A preocupação surge, pois, da possível utilização destas tecnologias para fins que venham a violar os postulados da LGPD e as garantias constitucionais referentes à privacidade (de informações, de dados, de comunicações telefônicas). Segundo o professor Hartmann, “grande parte do nosso contato com os mecanismos de IA passa despercebida, às vezes estamos navegando online e não nos atentamos que ao rastro digital deixado será coletado e processado”.
Sendo assim, não é difícil interpretar que toda esta realidade está em constante via de tensão com o Direito: se há coleta e processamento abusivos, há violação legal; se há violação legal, haverá, sem dúvidas, um coitado de um estagiário em algum lugar do Brasil tendo que perder horas de sono estudando a LGPD.
A Inteligência Artificial ajudando o Direito
“A grande vantagem da IA ao profissional do Direito é a capacidade de reconhecer padrões e, a partir deles, apresentar soluções para um problema repetitivo”, explica o especialista Fabiano Hartmann.

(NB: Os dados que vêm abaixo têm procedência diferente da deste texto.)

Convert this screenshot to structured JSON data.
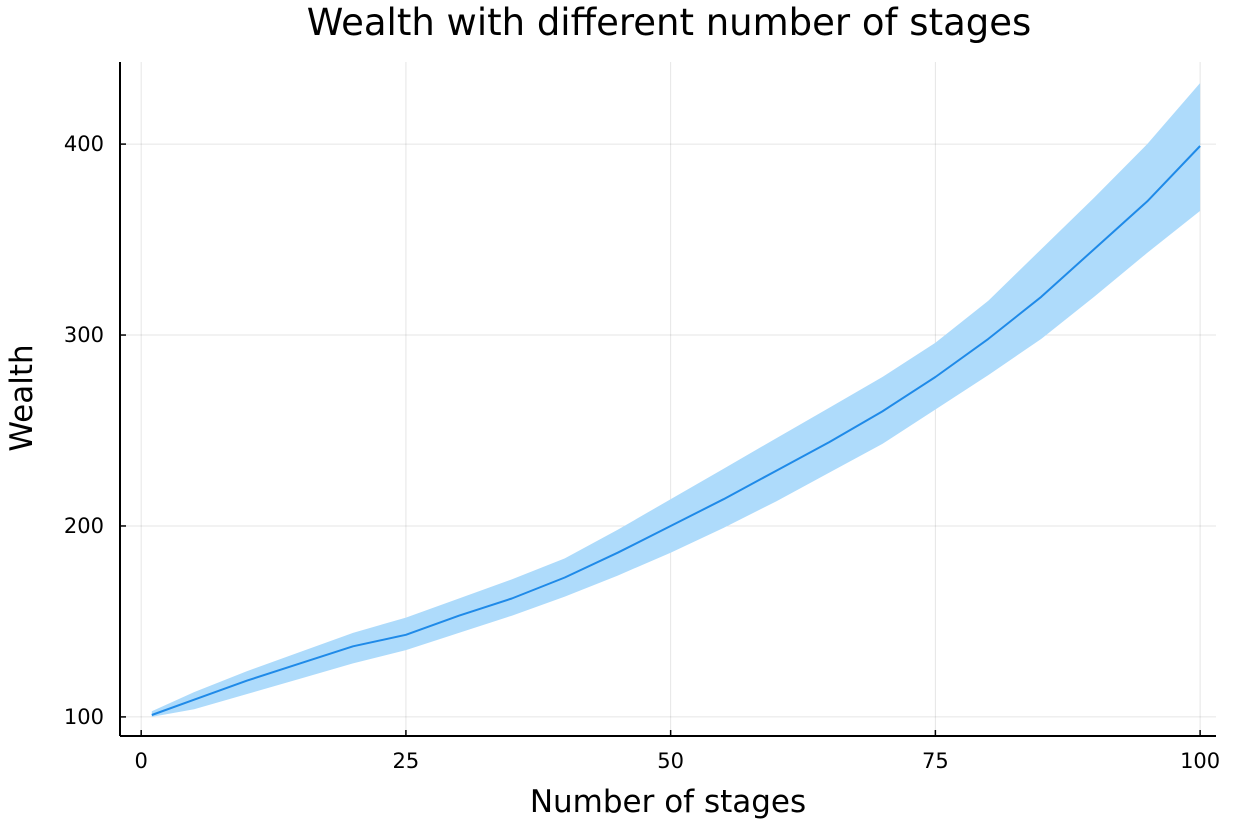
{
  "chart_data": {
    "type": "line",
    "title": "Wealth with different number of stages",
    "xlabel": "Number of stages",
    "ylabel": "Wealth",
    "xlim": [
      -2,
      101.5
    ],
    "ylim": [
      90,
      443
    ],
    "xticks": [
      0,
      25,
      50,
      75,
      100
    ],
    "yticks": [
      100,
      200,
      300,
      400
    ],
    "grid": true,
    "legend": "none",
    "colors": {
      "line": "#1f8ae8",
      "band": "#aedbfb"
    },
    "series": [
      {
        "x": [
          1,
          5,
          10,
          15,
          20,
          25,
          30,
          35,
          40,
          45,
          50,
          55,
          60,
          65,
          70,
          75,
          80,
          85,
          90,
          95,
          100
        ],
        "y": [
          101,
          109,
          119,
          128,
          137,
          143,
          153,
          162,
          173,
          186,
          200,
          214,
          229,
          244,
          260,
          278,
          298,
          320,
          345,
          370,
          399
        ],
        "lower": [
          100,
          104,
          112,
          120,
          128,
          135,
          144,
          153,
          163,
          174,
          186,
          199,
          213,
          228,
          243,
          261,
          279,
          298,
          320,
          343,
          365
        ],
        "upper": [
          103,
          113,
          124,
          134,
          144,
          152,
          162,
          172,
          183,
          198,
          214,
          230,
          246,
          262,
          278,
          296,
          318,
          345,
          372,
          400,
          432
        ]
      }
    ]
  }
}
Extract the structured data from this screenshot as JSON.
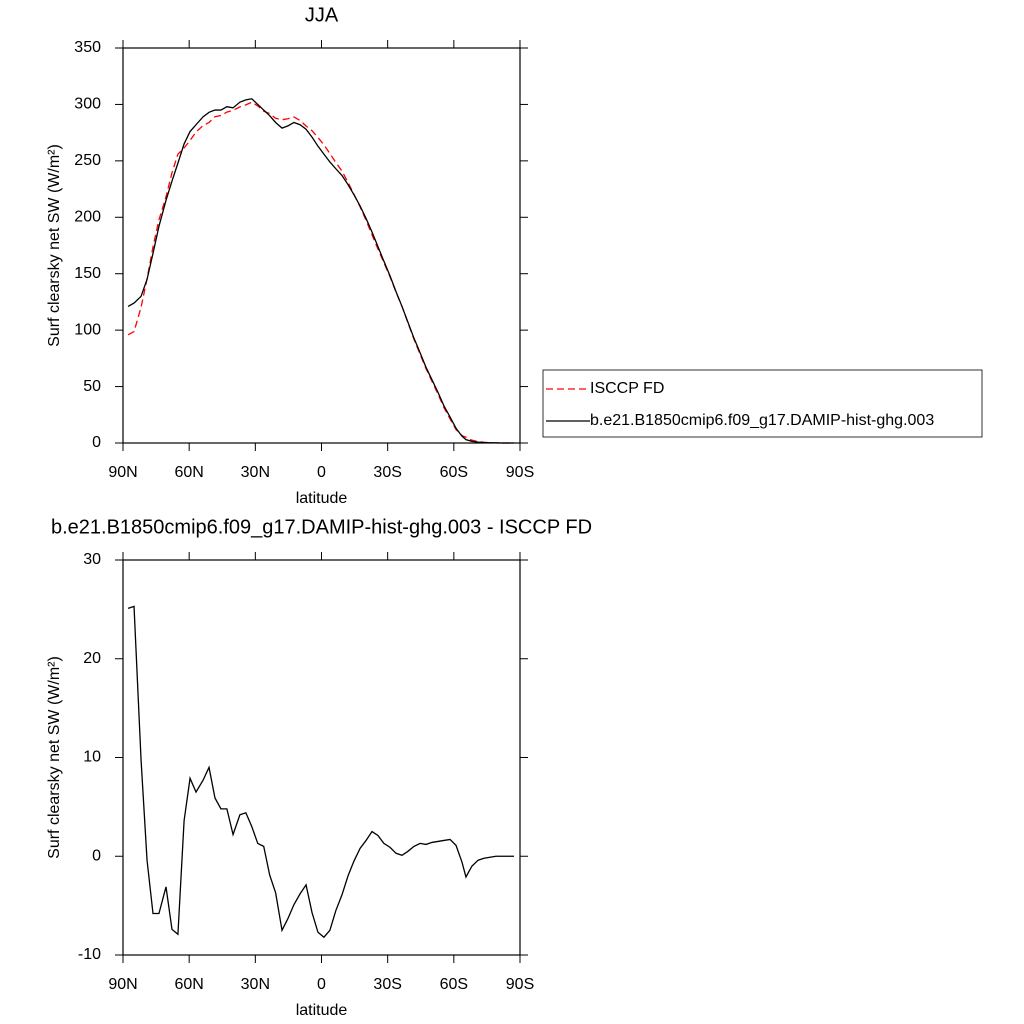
{
  "chart_data": [
    {
      "type": "line",
      "title": "JJA",
      "xlabel": "latitude",
      "ylabel": "Surf clearsky net SW (W/m²)",
      "x": [
        87.7,
        85.0,
        81.8,
        79.1,
        76.4,
        73.7,
        70.5,
        67.8,
        65.1,
        62.3,
        59.6,
        56.9,
        53.7,
        51.0,
        48.3,
        45.6,
        42.9,
        40.1,
        37.0,
        34.3,
        31.6,
        28.9,
        26.2,
        23.5,
        20.8,
        17.9,
        15.2,
        12.5,
        9.7,
        7.0,
        4.3,
        1.6,
        -1.1,
        -3.8,
        -6.5,
        -9.3,
        -12.0,
        -14.7,
        -17.5,
        -20.2,
        -22.9,
        -25.6,
        -28.3,
        -31.1,
        -33.8,
        -36.5,
        -39.2,
        -41.9,
        -44.7,
        -47.4,
        -50.1,
        -52.8,
        -55.5,
        -58.3,
        -61.0,
        -63.7,
        -65.5,
        -68.2,
        -71.0,
        -73.7,
        -76.4,
        -79.1,
        -81.8,
        -84.6,
        -87.3
      ],
      "series": [
        {
          "name": "ISCCP FD",
          "color": "#ff0000",
          "linestyle": "dashed",
          "values": [
            95.9,
            98.7,
            120.3,
            145.4,
            173.8,
            197.8,
            218.1,
            239.4,
            255.9,
            261.4,
            268.1,
            275.5,
            281.3,
            284,
            289.1,
            290.2,
            293.2,
            294.8,
            297.8,
            299.6,
            302,
            298.7,
            294,
            291.9,
            287.7,
            286.5,
            287.3,
            288.9,
            285.8,
            280.9,
            276.7,
            270.7,
            264.2,
            256.5,
            248.5,
            240.9,
            231,
            220.5,
            209.2,
            197.4,
            184.5,
            171.9,
            159.7,
            147.1,
            133.7,
            120.9,
            106.5,
            92,
            78.7,
            65.8,
            54.6,
            43.5,
            31.4,
            21.3,
            11.9,
            6.6,
            5.1,
            2.5,
            1.2,
            0.6,
            0.3,
            0.1,
            0,
            0,
            0
          ]
        },
        {
          "name": "b.e21.B1850cmip6.f09_g17.DAMIP-hist-ghg.003",
          "color": "#000000",
          "linestyle": "solid",
          "values": [
            121,
            124,
            130,
            145,
            168,
            192,
            215,
            232,
            248,
            265,
            276,
            282,
            289,
            293,
            295,
            295,
            298,
            297,
            302,
            304,
            305,
            300,
            295,
            290,
            284,
            279,
            281,
            284,
            282,
            278,
            271,
            263,
            256,
            249,
            243,
            237,
            229,
            220,
            210,
            199,
            187,
            174,
            161,
            148,
            134,
            121,
            107,
            93,
            80,
            67,
            56,
            45,
            33,
            23,
            13,
            6,
            3,
            1.5,
            0.8,
            0.4,
            0.2,
            0.1,
            0,
            0,
            0
          ]
        }
      ],
      "xlim": [
        90,
        -90
      ],
      "xticks": [
        {
          "value": 90,
          "label": "90N"
        },
        {
          "value": 60,
          "label": "60N"
        },
        {
          "value": 30,
          "label": "30N"
        },
        0,
        {
          "value": -30,
          "label": "30S"
        },
        {
          "value": -60,
          "label": "60S"
        },
        {
          "value": -90,
          "label": "90S"
        }
      ],
      "ylim": [
        0,
        350
      ],
      "yticks": [
        0,
        50,
        100,
        150,
        200,
        250,
        300,
        350
      ],
      "legend": "right"
    },
    {
      "type": "line",
      "title": "b.e21.B1850cmip6.f09_g17.DAMIP-hist-ghg.003 - ISCCP FD",
      "xlabel": "latitude",
      "ylabel": "Surf clearsky net SW (W/m²)",
      "x": [
        87.7,
        85.0,
        81.8,
        79.1,
        76.4,
        73.7,
        70.5,
        67.8,
        65.1,
        62.3,
        59.6,
        56.9,
        53.7,
        51.0,
        48.3,
        45.6,
        42.9,
        40.1,
        37.0,
        34.3,
        31.6,
        28.9,
        26.2,
        23.5,
        20.8,
        17.9,
        15.2,
        12.5,
        9.7,
        7.0,
        4.3,
        1.6,
        -1.1,
        -3.8,
        -6.5,
        -9.3,
        -12.0,
        -14.7,
        -17.5,
        -20.2,
        -22.9,
        -25.6,
        -28.3,
        -31.1,
        -33.8,
        -36.5,
        -39.2,
        -41.9,
        -44.7,
        -47.4,
        -50.1,
        -52.8,
        -55.5,
        -58.3,
        -61.0,
        -63.7,
        -65.5,
        -68.2,
        -71.0,
        -73.7,
        -76.4,
        -79.1,
        -81.8,
        -84.6,
        -87.3
      ],
      "color": "#000000",
      "values": [
        25.1,
        25.3,
        9.7,
        -0.4,
        -5.8,
        -5.8,
        -3.1,
        -7.4,
        -7.9,
        3.6,
        7.9,
        6.5,
        7.7,
        9.0,
        5.9,
        4.8,
        4.8,
        2.2,
        4.2,
        4.4,
        3.0,
        1.3,
        1.0,
        -1.9,
        -3.7,
        -7.5,
        -6.3,
        -4.9,
        -3.8,
        -2.9,
        -5.7,
        -7.7,
        -8.2,
        -7.5,
        -5.5,
        -3.9,
        -2.0,
        -0.5,
        0.8,
        1.6,
        2.5,
        2.1,
        1.3,
        0.9,
        0.3,
        0.1,
        0.5,
        1.0,
        1.3,
        1.2,
        1.4,
        1.5,
        1.6,
        1.7,
        1.1,
        -0.6,
        -2.1,
        -1.0,
        -0.4,
        -0.2,
        -0.1,
        0,
        0,
        0,
        0
      ],
      "xlim": [
        90,
        -90
      ],
      "xticks": [
        {
          "value": 90,
          "label": "90N"
        },
        {
          "value": 60,
          "label": "60N"
        },
        {
          "value": 30,
          "label": "30N"
        },
        0,
        {
          "value": -30,
          "label": "30S"
        },
        {
          "value": -60,
          "label": "60S"
        },
        {
          "value": -90,
          "label": "90S"
        }
      ],
      "ylim": [
        -10,
        30
      ],
      "yticks": [
        -10,
        0,
        10,
        20,
        30
      ]
    }
  ]
}
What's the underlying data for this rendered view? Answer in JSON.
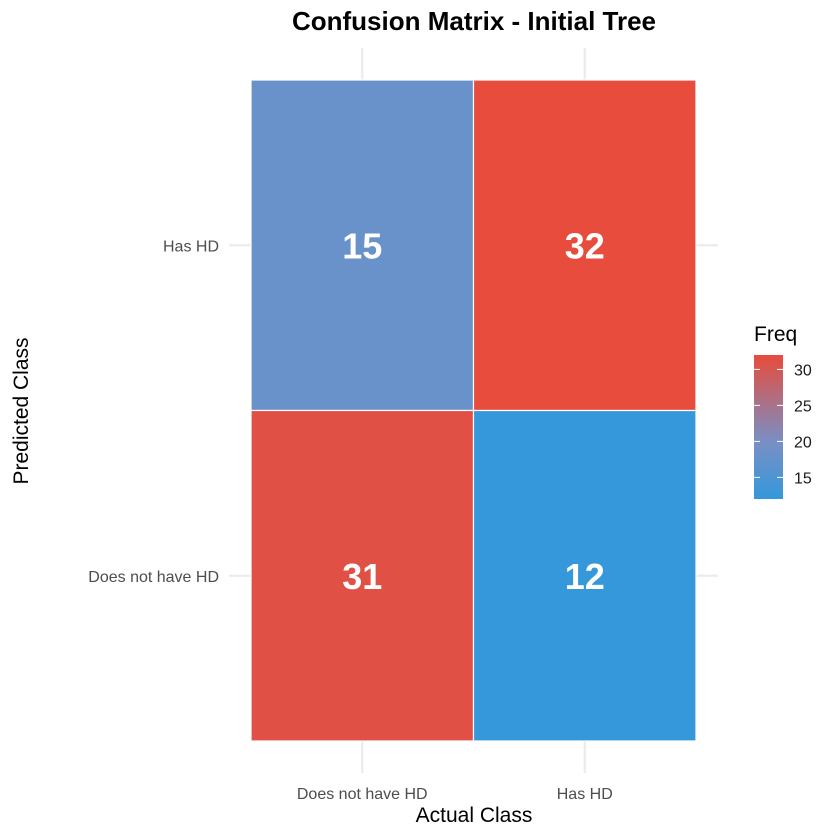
{
  "chart_data": {
    "type": "heatmap",
    "title": "Confusion Matrix - Initial Tree",
    "xlabel": "Actual Class",
    "ylabel": "Predicted Class",
    "x_categories": [
      "Does not have HD",
      "Has HD"
    ],
    "y_categories": [
      "Does not have HD",
      "Has HD"
    ],
    "cells": [
      {
        "actual": "Does not have HD",
        "predicted": "Has HD",
        "value": 15
      },
      {
        "actual": "Has HD",
        "predicted": "Has HD",
        "value": 32
      },
      {
        "actual": "Does not have HD",
        "predicted": "Does not have HD",
        "value": 31
      },
      {
        "actual": "Has HD",
        "predicted": "Does not have HD",
        "value": 12
      }
    ],
    "legend": {
      "title": "Freq",
      "ticks": [
        15,
        20,
        25,
        30
      ],
      "range": [
        12,
        32
      ],
      "low_color": "#3498DB",
      "mid_color": "#7A8FC4",
      "high_color": "#E74C3C"
    },
    "grid": true,
    "legend_position": "right"
  }
}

De tal modo, estas tecnologias podem colaborar diretamente a um dos mais relevantes problemas do judiciário brasileiro: a massiva quantidade de demandas repetitivas. Seja na primeira instância, seja no Supremo Tribunal Federal, a já famosa “cultura da litigância” notável ao universo jurídico brasileiro ocasiona que sejam muitas – muitas – as ações similares protocoladas todos os dias.
Assim, a Inteligência Artificial pode contribuir à celeridade de justiça – talvez o maior entre os impecílios judiciários brasileiros – facilitando e automatizando a catalogação de casos similares. Uma forma de pensar estes mecanismos, por exemplo, envolveria a criação de mecanismos para que ações de mesmas características fossem atribuídas (por IA) a categorias pré-determinadas pelas autoridades do juízo ou tribunal a qual são dirigidas.
O Projeto Victor, elaborado em parceria entre a Universidade de Brasília e o STF e coordenado pelo nosso entrevistado, almeja justamente isso – mas no âmbito do Supremo Tribunal Federal: filtra as milhares de ações recebidas pela côrte e as assinala a algum dos Temas de Repercussão Geral. “A ideia do Victor é ajudar os servidores do Tribunal e dos gabinetes a separar os muitos casos que estão no arquivo para facilitar que sejam tomadas conclusões mais rápidas”, conta o professor.
A Inteligência Artificial vai acabar com o advogado?
Tudo indica que não.
“Não, não tem ameaça (risos). O que nós estaremos passando é por uma transformação profunda na forma que as carreiras jurídicas vão desempenhar as suas funções”, Fabiano afirma categoricamente.
Tal qual o professor explica na entrevista, o que tende a acontecer é um processo de adaptação às novas tecnologias e às aplicações destas no cotidiano jurídico: mesmo se o robô escrever a petição, alguém terá de revisá-la; mesmo se o robô resumir toda a doutrina de Direito Administrativo, alguém terá de tomar partido nas questões controversas sobre os Bens Públicos; mesmo se o robô escrever o Habeas Corpus, alguém terá de ir buscar o cliente na porta da penitenciária.
Este “alguém”, pelo menos até agora, vai ser sempre um advogado.
“Não dá para falar em desenvolvimento ou uso de Inteligência Artificial, em qualquer área, sem pensar também na necessidade de supervisão por especialistas profissionais daquela área. No nosso caso, como trabalhamos com IA jurídica, este especialista vai ser sempre algum profissional do Direito”, conclui o professor.